Microsoft has said it is committed to bringing the cloud gaming element of Xbox Game Pass to Apple devices, despite the iPhone maker's ongoing efforts to block it.
In an interview with CNBC, head of Xbox Phil Spencer was asked about the recent dispute and how the way Apple operates -- including its 30% cut of all transactions -- differs from the share console platform holders take.
While Spencer avoided the latter part of the question, he did emphasise that since smartphones are used for so many purposes, it should be open to new types of gaming services.
"When you get large-scale general compute platforms like mobile phones, people should have access to the great services that are out there and we remain committed to that," Spencer said.
"There are over three billion people who play video games today. Many of them play on phones, and we're committed to bringing Game Pass out there to all mobile phones, including Apple phones.

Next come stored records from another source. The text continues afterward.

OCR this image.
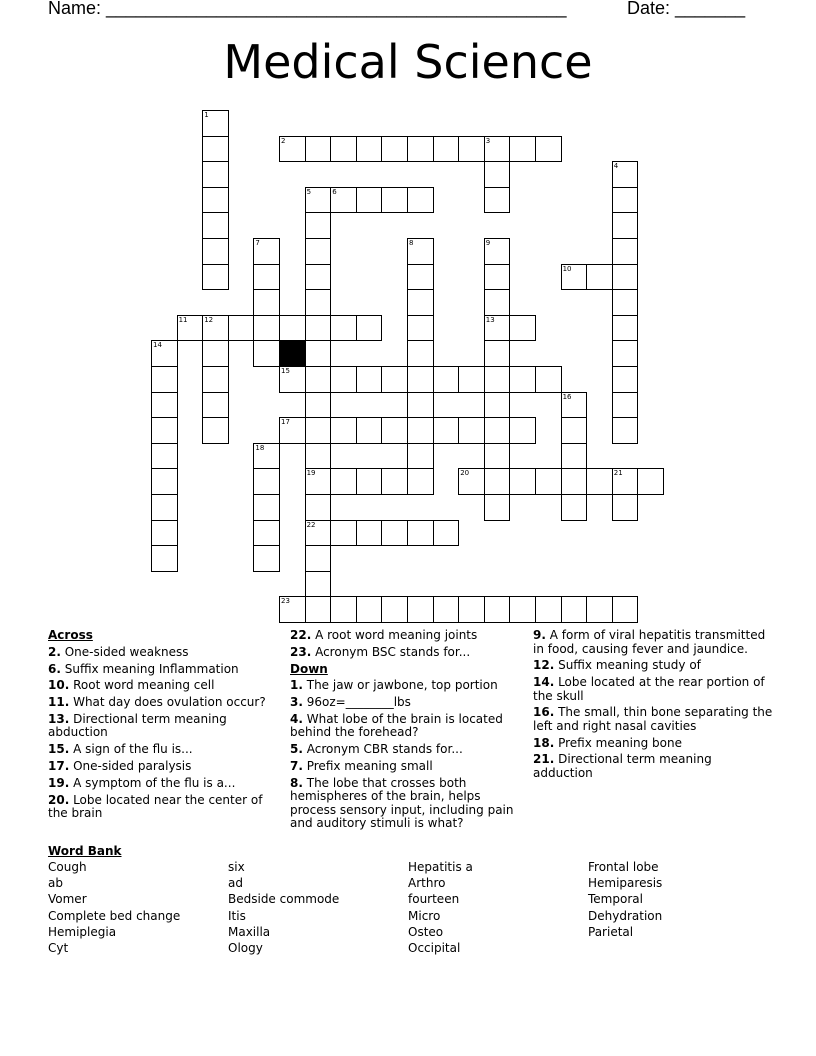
Name: ______________________________________________	Date: _______
Medical Science
1
2	3
4
5	6
7	8	9
10
11 12	13
14
15
16
17
18
19	20	21
22
23
Across
2. One-sided weakness
6. Suffix meaning Inflammation
10. Root word meaning cell
11. What day does ovulation occur?
13. Directional term meaning abduction
15. A sign of the flu is...
17. One-sided paralysis
19. A symptom of the flu is a...
20. Lobe located near the center of the brain
22. A root word meaning joints
23. Acronym BSC stands for...
Down
1. The jaw or jawbone, top portion
3. 96oz=________lbs
4. What lobe of the brain is located behind the forehead?
5. Acronym CBR stands for...
7. Prefix meaning small
8. The lobe that crosses both hemispheres of the brain, helps process sensory input, including pain and auditory stimuli is what?
9. A form of viral hepatitis transmitted in food, causing fever and jaundice.
12. Suffix meaning study of
14. Lobe located at the rear portion of the skull
16. The small, thin bone separating the left and right nasal cavities
18. Prefix meaning bone
21. Directional term meaning adduction
Word Bank
Cough
ab
Vomer
Complete bed change
Hemiplegia
Cyt
six
ad
Bedside commode
Itis
Maxilla
Ology
Hepatitis a
Arthro
fourteen
Micro
Osteo
Occipital
Frontal lobe
Hemiparesis
Temporal
Dehydration
Parietal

We'll continue the conversations and I'm sure we'll be able to get to some resolution."
When asked again how Apple's ecosystem was different to that of consoles, and whether the issue was the 30% cut or the control the iPhone maker has, Spencer said Microsoft's concern is "not a financial issue" but that cloud game streaming apps are "not allowed in the way that Game Pass is built for other platforms."
"For us, this is about gamers having great access to the content from the creators they love on the devices they own," he said. "That's our goal."

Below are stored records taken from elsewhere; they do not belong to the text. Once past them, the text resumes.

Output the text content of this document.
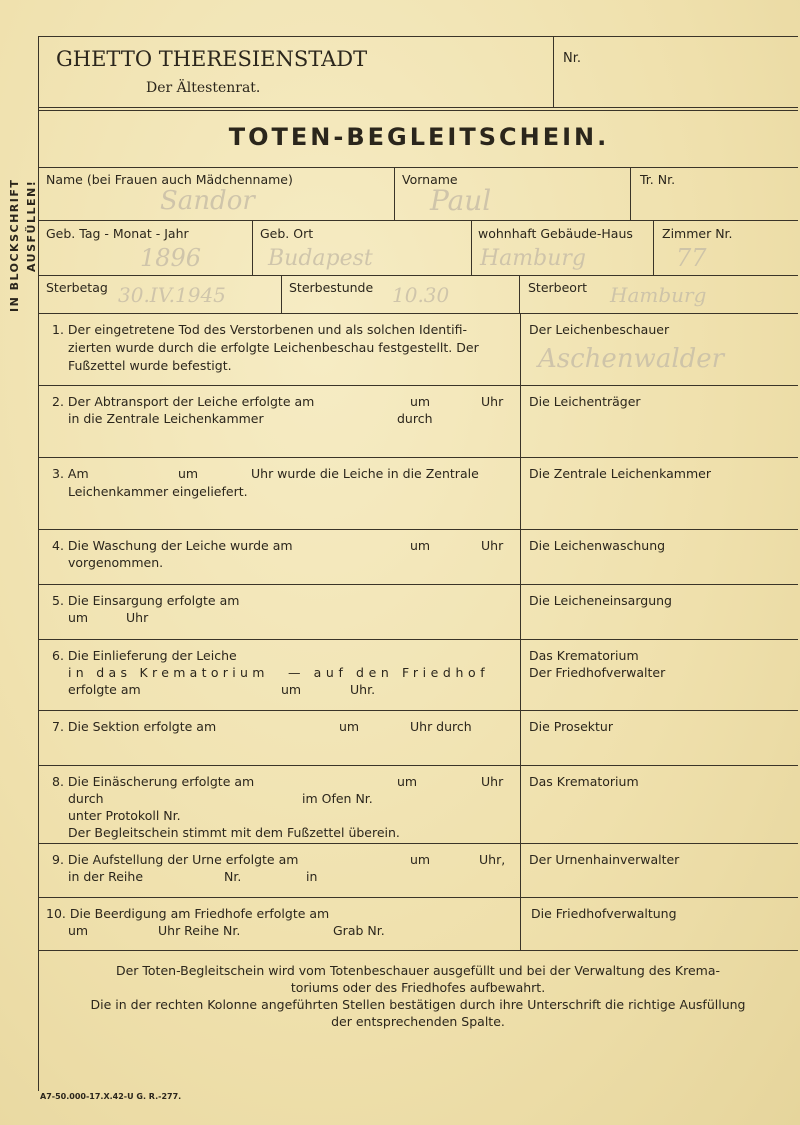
IN BLOCKSCHRIFT AUSFÜLLEN!
GHETTO THERESIENSTADT
Der Ältestenrat.
Nr.
TOTEN-BEGLEITSCHEIN.
Name (bei Frauen auch Mädchenname)
Sandor
Vorname
Paul
Tr. Nr.
Geb. Tag - Monat - Jahr
1896
Geb. Ort
Budapest
wohnhaft Gebäude-Haus
Hamburg
Zimmer Nr.
77
Sterbetag 30.IV.1945	Sterbestunde 10.30	Sterbeort Hamburg
1. Der eingetretene Tod des Verstorbenen und als solchen Identifi-
zierten wurde durch die erfolgte Leichenbeschau festgestellt. Der
Fußzettel wurde befestigt.
Der Leichenbeschauer
Aschenwalder
2. Der Abtransport der Leiche erfolgte am	um	Uhr
in die Zentrale Leichenkammer	durch
Die Leichenträger
3. Am	um	Uhr wurde die Leiche in die Zentrale
Leichenkammer eingeliefert.
Die Zentrale Leichenkammer
4. Die Waschung der Leiche wurde am	um	Uhr
vorgenommen.
Die Leichenwaschung
5. Die Einsargung erfolgte am
um	Uhr
Die Leicheneinsargung
6. Die Einlieferung der Leiche
in das Krematorium — auf den Friedhof
erfolgte am	um	Uhr.
Das Krematorium
Der Friedhofverwalter
7. Die Sektion erfolgte am	um	Uhr durch	Die Prosektur
8. Die Einäscherung erfolgte am	um	Uhr
durch	im Ofen Nr.
unter Protokoll Nr.
Der Begleitschein stimmt mit dem Fußzettel überein.
Das Krematorium
9. Die Aufstellung der Urne erfolgte am	um	Uhr,
in der Reihe	Nr.	in
Der Urnenhainverwalter
10. Die Beerdigung am Friedhofe erfolgte am
um	Uhr Reihe Nr.	Grab Nr.
Die Friedhofverwaltung
Der Toten-Begleitschein wird vom Totenbeschauer ausgefüllt und bei der Verwaltung des Krema-
toriums oder des Friedhofes aufbewahrt.
Die in der rechten Kolonne angeführten Stellen bestätigen durch ihre Unterschrift die richtige Ausfüllung
der entsprechenden Spalte.
A7-50.000-17.X.42-U G. R.-277.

Microsoft was previously testing its Project xCloud technology -- which powers the cloud gaming aspect of Game Pass -- for iOS but had to cancel early due to restrictions imposed by Apple.
Even before this, it was reportedly only allowed to test one title and support up to 10,000 users.

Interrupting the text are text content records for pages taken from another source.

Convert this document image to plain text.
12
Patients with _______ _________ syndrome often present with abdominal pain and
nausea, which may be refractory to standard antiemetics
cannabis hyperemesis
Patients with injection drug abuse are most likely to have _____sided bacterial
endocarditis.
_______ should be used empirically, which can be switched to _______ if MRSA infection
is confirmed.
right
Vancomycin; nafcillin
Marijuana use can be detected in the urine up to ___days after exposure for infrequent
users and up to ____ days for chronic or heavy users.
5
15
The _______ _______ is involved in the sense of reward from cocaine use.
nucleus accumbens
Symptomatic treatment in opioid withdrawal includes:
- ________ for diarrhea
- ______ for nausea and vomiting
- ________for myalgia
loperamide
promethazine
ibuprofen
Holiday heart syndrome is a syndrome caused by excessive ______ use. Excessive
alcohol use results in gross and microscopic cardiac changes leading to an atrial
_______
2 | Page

Apple has since said its restrictions on Game Pass -- and by extension other cloud gaming services such as Google's Stadia -- are in place because it cannot review every title on third-party services.
At the time, Microsoft spoke out against the iPhone firm for "consistently [treating] gaming apps differently, applying more lenient rules to non-gaming apps even when they include interactive content."
The interview also covered the shock acquisition of Bethesda parent ZeniMax Media for $7.5 billion. Spencer reiterated that it will honour exclusivity agreements already arranged with other platform holders, and said Xbox will not be interfering with how the company operates and develops its games.
"Our plan is to leave it alone. ZeniMax has a great track record in terms of making great games. Our goal is to make ZeniMax the best ZeniMax they can be, working individually with their studios on the great platform technology that we have, getting their creators' feedback into the things that we need to go build."